Sep 18, 2017

Fibre Channel over Ethernet: Basics of FCoE in SUSE Linux

I had to apply a fix for a FCoE module in YaST, and I had no idea.

After learning a couple of things I still only have a vague idea, but I am writing it down to help my future self, my team mates, and perhaps you too.

FCoE stands for "Fibre channel over Ethernet". Apparently if you have some disk on a Fibre Channel SAN (storage area network), you can use FCoE to extend the reachability of that disk to the ethernet parts of your network. It still needs to be a kind of special ethernet (10Gb, with special network cards) but that seems less special than FC hardware.

For a better overview, including a diagram, see: SUSE Linux Enterprise Server Documentation / Storage Administration Guide / Fibre Channel Storage over Ethernet Networks: FCoE.

FCoE typically uses a virtual LAN, (VLAN, IEEE 802.1Q).

There needs to be a Fibre Channel Forwarder (FCF) between the FC and ethernet parts. It has a MAC address. Note a difference from iSCSI which works on the IP level, one layer up.

YaST helps you set things up. The rest of this article could be useful if you cannot use YaST for some reason.

SLES uses open-fcoe. On SLES-12 the package is called fcoe-utils.

fipvlan (stands for FCoE Initialization Protocol VLAN discovery) shows FCFs and which interface and VLAN they are reachable with:

# fipvlan --auto
Fibre Channel Forwarders Discovered
interface       | VLAN | FCF MAC
eth1            | 500  | 00:0d:ec:b3:ca:00

It can also --create the VLAN interface and --start up the FCoE connection, but it won't make that permanent for the next boot

To make it permanent you need to

  1. enable the FCoE service (SLE11:/etc/init.d/boot.fcoe, SLE12: fcoe.service). Under the hood it uses two programs: fcoemon is the daemon, fcoeadm is a front end (fcoeadm -p shows the pid of fcoemon).
  2. write a config file, /etc/fcoe/cfg-*IFACE*, where IFACE is
    • eth1.500 if AUTO_VLAN is no; in this case, you also need /etc/sysconfig/network/ifcfg-eth1.500, see man ifcfg-vlan.
    • eth1 if AUTO_VLAN is yes; in this case, the interface is named eth1.500-fcoe. Note the unusual -fcoe suffix!

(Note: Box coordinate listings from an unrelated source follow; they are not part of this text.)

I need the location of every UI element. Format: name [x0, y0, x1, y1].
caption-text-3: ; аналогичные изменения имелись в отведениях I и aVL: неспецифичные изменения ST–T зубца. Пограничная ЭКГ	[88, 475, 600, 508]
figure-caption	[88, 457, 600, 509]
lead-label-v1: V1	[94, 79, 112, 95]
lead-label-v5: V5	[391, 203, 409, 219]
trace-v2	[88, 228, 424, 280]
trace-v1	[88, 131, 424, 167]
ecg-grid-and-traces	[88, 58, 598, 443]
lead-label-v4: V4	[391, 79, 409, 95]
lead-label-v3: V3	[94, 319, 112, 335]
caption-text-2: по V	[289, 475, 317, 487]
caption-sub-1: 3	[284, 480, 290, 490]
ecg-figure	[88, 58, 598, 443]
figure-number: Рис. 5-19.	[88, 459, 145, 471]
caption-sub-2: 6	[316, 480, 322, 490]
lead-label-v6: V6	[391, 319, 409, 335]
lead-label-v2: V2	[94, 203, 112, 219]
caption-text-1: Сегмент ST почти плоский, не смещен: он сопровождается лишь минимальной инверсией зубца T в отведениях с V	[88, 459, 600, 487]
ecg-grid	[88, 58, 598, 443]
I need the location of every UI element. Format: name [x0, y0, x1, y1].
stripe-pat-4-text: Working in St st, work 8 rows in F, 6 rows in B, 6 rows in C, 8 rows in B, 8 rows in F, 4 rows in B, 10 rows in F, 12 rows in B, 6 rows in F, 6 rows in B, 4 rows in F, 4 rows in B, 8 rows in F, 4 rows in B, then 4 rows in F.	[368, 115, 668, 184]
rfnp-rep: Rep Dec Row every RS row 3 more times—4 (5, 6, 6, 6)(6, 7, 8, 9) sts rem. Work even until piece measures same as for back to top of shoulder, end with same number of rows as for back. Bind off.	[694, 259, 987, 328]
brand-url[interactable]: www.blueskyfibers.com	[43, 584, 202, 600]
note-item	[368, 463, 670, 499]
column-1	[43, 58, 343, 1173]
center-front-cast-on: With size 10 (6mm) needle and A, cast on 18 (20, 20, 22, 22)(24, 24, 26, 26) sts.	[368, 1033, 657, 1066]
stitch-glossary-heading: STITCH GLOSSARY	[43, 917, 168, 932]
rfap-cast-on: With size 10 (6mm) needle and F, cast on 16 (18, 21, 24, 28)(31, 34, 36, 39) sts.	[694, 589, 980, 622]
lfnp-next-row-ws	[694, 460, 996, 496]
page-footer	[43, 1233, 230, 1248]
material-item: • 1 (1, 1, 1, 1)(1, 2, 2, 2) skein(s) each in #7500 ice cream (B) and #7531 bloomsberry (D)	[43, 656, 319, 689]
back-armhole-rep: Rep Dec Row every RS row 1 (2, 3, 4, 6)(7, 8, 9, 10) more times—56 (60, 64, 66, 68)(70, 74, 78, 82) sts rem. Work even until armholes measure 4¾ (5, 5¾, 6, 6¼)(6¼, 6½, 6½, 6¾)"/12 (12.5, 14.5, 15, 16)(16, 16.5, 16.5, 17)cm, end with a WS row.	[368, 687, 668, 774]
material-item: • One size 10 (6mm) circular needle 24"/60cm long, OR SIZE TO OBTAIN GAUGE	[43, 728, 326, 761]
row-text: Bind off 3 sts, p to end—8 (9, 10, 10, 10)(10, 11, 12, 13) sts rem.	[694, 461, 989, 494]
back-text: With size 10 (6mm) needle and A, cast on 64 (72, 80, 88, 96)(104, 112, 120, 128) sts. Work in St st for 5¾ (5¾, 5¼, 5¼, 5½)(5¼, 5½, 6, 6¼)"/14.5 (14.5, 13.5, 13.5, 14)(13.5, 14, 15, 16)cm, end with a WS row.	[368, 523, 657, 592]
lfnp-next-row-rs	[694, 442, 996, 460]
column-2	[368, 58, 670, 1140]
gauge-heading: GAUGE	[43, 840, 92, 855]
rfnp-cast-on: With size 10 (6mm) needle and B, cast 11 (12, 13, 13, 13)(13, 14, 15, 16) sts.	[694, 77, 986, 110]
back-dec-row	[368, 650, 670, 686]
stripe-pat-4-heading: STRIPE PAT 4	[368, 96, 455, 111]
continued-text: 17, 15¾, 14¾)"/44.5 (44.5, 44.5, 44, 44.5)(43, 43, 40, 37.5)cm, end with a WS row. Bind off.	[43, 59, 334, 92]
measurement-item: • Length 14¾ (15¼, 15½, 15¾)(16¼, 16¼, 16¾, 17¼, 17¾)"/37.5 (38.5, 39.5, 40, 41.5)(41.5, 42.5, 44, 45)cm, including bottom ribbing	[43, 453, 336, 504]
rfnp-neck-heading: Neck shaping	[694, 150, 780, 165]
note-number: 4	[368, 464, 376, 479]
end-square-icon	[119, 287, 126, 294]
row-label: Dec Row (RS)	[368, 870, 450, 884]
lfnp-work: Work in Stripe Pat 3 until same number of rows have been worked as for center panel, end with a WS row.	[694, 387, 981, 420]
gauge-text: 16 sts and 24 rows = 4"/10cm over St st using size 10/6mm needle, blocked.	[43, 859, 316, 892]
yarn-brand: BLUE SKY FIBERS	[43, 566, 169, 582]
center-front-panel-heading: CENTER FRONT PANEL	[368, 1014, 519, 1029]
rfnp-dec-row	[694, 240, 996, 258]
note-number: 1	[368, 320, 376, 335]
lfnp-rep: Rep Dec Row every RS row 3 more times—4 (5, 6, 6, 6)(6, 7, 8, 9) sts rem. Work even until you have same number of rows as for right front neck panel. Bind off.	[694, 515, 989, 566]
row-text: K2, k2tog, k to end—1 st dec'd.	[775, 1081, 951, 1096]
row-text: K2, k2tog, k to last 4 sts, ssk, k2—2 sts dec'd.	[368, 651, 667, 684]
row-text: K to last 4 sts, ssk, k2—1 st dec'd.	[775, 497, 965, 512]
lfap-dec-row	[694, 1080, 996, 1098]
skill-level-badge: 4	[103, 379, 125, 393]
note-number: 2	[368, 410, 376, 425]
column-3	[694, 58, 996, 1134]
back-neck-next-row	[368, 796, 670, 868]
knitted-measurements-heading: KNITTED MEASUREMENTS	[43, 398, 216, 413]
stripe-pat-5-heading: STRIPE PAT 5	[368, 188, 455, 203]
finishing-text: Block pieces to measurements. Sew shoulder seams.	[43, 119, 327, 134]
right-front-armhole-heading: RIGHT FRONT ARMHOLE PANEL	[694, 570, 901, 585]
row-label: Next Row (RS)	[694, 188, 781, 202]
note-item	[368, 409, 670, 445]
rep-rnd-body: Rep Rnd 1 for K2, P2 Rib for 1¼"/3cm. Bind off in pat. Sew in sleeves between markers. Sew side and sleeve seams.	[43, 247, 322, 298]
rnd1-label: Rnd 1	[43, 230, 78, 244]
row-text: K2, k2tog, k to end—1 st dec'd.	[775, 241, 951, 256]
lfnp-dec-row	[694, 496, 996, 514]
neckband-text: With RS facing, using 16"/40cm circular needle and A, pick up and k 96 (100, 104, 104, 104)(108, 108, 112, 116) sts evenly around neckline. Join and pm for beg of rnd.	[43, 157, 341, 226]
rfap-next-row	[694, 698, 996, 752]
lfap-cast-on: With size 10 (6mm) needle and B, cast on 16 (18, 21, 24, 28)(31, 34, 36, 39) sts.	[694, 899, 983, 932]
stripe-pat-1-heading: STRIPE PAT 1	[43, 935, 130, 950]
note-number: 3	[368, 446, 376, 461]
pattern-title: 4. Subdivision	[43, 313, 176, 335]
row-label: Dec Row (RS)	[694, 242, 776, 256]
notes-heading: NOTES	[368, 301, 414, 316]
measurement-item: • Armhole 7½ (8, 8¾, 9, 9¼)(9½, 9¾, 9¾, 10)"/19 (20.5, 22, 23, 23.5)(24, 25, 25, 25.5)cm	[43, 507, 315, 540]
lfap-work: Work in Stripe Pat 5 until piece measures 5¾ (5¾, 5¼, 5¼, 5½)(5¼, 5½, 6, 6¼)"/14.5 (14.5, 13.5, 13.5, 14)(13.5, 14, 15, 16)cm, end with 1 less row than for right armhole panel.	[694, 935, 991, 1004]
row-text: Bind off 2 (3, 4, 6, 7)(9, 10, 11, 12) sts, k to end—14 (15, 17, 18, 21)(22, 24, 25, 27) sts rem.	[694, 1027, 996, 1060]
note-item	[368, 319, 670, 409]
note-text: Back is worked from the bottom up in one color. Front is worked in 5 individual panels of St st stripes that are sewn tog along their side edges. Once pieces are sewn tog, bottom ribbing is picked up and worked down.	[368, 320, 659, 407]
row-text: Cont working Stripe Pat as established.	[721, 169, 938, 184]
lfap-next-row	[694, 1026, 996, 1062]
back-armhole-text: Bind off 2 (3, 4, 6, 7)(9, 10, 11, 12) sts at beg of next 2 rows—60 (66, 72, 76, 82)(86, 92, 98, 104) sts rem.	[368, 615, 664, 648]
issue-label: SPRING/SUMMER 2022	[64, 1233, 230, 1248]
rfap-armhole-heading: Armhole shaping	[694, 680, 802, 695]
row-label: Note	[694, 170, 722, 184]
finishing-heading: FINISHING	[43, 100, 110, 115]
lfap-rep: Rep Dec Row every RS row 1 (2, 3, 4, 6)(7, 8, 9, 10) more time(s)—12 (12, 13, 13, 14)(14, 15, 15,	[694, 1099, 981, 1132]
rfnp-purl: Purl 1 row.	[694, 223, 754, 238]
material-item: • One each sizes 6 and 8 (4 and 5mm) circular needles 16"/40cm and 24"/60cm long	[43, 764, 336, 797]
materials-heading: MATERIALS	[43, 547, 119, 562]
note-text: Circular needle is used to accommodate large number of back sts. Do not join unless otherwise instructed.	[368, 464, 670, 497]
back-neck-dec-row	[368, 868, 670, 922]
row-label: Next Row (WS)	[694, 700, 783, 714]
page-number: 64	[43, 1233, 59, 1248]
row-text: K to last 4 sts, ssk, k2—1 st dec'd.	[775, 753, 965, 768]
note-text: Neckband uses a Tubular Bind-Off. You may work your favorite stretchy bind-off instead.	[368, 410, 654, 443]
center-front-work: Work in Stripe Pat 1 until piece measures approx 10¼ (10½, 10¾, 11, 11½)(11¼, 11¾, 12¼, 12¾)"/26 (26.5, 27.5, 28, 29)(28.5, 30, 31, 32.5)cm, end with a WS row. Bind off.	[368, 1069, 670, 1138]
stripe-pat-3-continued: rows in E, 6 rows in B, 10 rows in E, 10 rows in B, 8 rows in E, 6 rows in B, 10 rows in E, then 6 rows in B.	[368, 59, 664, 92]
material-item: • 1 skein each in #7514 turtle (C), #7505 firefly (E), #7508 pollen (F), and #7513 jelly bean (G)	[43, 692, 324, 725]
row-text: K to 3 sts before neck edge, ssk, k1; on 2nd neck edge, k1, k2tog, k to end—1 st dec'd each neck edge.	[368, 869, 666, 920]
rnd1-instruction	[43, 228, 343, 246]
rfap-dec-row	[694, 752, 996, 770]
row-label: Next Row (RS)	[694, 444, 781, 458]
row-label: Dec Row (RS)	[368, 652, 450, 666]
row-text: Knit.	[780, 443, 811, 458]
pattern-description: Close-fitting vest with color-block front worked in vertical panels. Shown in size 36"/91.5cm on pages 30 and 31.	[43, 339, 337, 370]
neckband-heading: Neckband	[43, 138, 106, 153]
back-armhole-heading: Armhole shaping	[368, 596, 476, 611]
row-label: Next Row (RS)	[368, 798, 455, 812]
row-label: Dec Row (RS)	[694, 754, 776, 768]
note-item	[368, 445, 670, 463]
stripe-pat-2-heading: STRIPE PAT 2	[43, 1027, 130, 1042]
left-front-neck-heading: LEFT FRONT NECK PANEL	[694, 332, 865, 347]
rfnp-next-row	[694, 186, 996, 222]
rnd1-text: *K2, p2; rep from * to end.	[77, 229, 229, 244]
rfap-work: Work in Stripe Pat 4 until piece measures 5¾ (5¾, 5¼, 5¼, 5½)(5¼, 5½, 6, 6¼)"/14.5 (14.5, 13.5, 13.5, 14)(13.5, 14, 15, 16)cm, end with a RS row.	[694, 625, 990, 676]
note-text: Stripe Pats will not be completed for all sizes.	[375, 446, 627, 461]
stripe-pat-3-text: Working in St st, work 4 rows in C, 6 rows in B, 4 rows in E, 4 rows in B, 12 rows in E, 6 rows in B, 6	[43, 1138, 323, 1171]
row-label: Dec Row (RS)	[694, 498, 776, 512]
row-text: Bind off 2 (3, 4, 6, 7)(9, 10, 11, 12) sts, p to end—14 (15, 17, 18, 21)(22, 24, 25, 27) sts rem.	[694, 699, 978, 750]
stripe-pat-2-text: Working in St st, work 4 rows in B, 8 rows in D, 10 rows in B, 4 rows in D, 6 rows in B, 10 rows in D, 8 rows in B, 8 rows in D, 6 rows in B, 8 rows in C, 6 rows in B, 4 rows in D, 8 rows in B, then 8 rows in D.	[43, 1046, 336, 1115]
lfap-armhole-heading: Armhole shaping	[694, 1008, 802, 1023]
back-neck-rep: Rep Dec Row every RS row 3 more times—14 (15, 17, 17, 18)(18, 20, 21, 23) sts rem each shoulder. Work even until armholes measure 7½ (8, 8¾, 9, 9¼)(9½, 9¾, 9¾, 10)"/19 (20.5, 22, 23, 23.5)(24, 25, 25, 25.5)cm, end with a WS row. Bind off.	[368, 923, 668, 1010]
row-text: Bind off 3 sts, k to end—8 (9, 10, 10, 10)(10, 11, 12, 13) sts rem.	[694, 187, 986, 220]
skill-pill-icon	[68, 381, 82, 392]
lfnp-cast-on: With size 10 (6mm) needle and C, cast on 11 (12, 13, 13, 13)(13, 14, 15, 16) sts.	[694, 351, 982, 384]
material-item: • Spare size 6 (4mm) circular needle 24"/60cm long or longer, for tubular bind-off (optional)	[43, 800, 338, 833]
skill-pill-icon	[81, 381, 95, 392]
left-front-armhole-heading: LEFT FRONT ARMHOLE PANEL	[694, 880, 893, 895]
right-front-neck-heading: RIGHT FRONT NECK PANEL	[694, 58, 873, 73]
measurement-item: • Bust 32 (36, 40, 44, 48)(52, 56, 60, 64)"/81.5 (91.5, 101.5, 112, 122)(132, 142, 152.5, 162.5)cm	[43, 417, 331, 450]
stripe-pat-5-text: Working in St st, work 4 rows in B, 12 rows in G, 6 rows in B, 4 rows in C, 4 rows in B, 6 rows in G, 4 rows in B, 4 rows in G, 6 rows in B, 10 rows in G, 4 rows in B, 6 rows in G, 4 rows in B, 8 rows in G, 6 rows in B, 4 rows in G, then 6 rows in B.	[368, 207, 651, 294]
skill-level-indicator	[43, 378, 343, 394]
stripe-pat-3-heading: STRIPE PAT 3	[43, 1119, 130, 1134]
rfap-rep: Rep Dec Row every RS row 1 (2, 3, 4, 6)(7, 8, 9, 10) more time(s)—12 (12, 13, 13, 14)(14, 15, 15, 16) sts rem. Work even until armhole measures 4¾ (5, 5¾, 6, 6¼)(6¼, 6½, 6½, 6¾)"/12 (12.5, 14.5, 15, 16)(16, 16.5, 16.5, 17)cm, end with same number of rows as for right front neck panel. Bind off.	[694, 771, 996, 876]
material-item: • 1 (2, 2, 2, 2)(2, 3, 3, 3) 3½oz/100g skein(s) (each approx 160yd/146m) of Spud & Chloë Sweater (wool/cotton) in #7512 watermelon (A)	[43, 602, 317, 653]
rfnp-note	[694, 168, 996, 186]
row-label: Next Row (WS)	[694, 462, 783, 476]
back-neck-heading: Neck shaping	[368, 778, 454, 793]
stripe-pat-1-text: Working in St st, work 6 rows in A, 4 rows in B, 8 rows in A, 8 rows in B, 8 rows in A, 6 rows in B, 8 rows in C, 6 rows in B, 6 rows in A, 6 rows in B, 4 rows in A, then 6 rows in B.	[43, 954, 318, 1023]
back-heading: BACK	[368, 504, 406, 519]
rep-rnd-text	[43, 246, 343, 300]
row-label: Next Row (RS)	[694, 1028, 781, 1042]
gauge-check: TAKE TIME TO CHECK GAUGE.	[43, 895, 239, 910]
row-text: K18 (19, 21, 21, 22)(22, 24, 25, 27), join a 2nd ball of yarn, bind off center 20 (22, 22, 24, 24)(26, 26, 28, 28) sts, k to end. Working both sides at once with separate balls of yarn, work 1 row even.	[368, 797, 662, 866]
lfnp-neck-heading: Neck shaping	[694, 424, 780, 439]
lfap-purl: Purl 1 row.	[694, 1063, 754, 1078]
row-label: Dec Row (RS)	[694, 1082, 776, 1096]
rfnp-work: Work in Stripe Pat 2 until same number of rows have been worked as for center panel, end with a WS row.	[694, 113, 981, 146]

With the config files in place, rcfcoe start (and ifup eth1.500, unless AUTO_VLAN). Then you should see the disk devices:

# fcoeadm --target
    Interface:        eth1.500
    Roles:            FCP Target
    Node Name:        0x50060160BB600160
    Port Name:        0x500601663B600160
    Target ID:        0
    MaxFrameSize:     2048
    OS Device Name:   rport-2:0-2
    FC-ID (Port ID):  0x710D00
    State:            Online

    LUN ID  Device Name   Capacity   Block Size  Description
    ------  -----------  ----------  ----------  ----------------------------
         0  /dev/sdb      16.00 GiB      512     DGC VRAID (rev 0430)

People who actually know their way around FCoE will note that I have omitted many important details. Let me know in the comments whether I should come back to this and expand on some topics.